Avec la mort d’Anna Politkovskaia, et d’autres avant elle, les pressions sur les médias et les ONG prennent une dimension tragique : « certains en Russie dénoncent non pas un retour à l’Union soviétique, mais à l’Allemagne hitlérienne, assure Martin Rosselot. Aujourd’hui il n’y a plus de limites pour ceux qui veulent abattre la société civile dans ce pays ».
Des cris dans le désert
Pourtant malgré le danger, des voix s’élèvent : celles des Mères de soldats ou de Lydia Yusupova, qui malgré les menaces de mort continue d’enquêter inlassablement avec l’ONG Mémorial sur les violations des droits humains en Tchétchénie. En Europe occidentale d’autres voix crient encore dans le désert comme celles du Comité Tchétchénie (2) qui fédère une vingtaine de groupes en France et milite depuis 1999 pour que les autorités européennes s’élèvent enfin contre une guerre qui a coûté la vie à près de 200 000 Tchétchènes depuis 10 ans. Au nombre des initiatives en faveur de la paix, la pétition pour le plan Akhmadov qui prévoyait d’instituer une sorte de protectorat de l’ONU sur la Tchétchénie : « nous avons réuni 20 000 signatures dont 150 de députés européens. Prochaine action envisagée : la traduction de la Russie devant un tribunal d’opinion dans la lignée des tribunaux Russell de la guerre du Viêt-nam », explique Martin Rosselot. Une justice symbolique pour juger les responsabilités d’une guerre bien réelle dont la violence gangrène peu à peu toute la société russe.
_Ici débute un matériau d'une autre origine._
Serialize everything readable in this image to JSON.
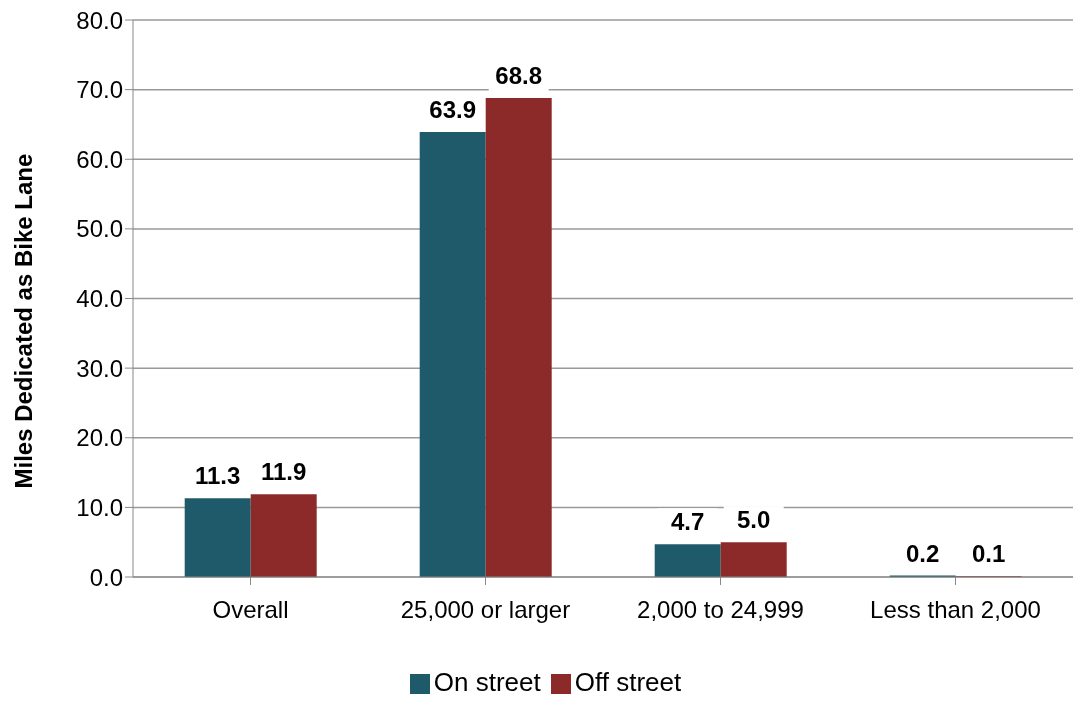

Plus d’un million de soldats de la Fédération sont passés par la Tchétchénie depuis 10 ans : ils en reviennent souvent traumatisés et violents. Mais la propagande du régime à grand renfort de loi « anti-terroristes » criminalisant par exemple les opposants à la guerre dans le Caucase flatte un nationalisme malsain et banalise le racisme anti-caucasien en Russie. En 2003 et 2004, la Russie était la première nationalité d’origine des demandeurs d’asile dans les 33 pays les plus industrialisés…
(1) Journaliste au Novaïa Gazeta, Anna Politkovskaïa a été assassinée à son domicile le 7 octobre. Elle est l’auteur de "Tchétchénie, le déshonneur russe" (Gallimard, 2006)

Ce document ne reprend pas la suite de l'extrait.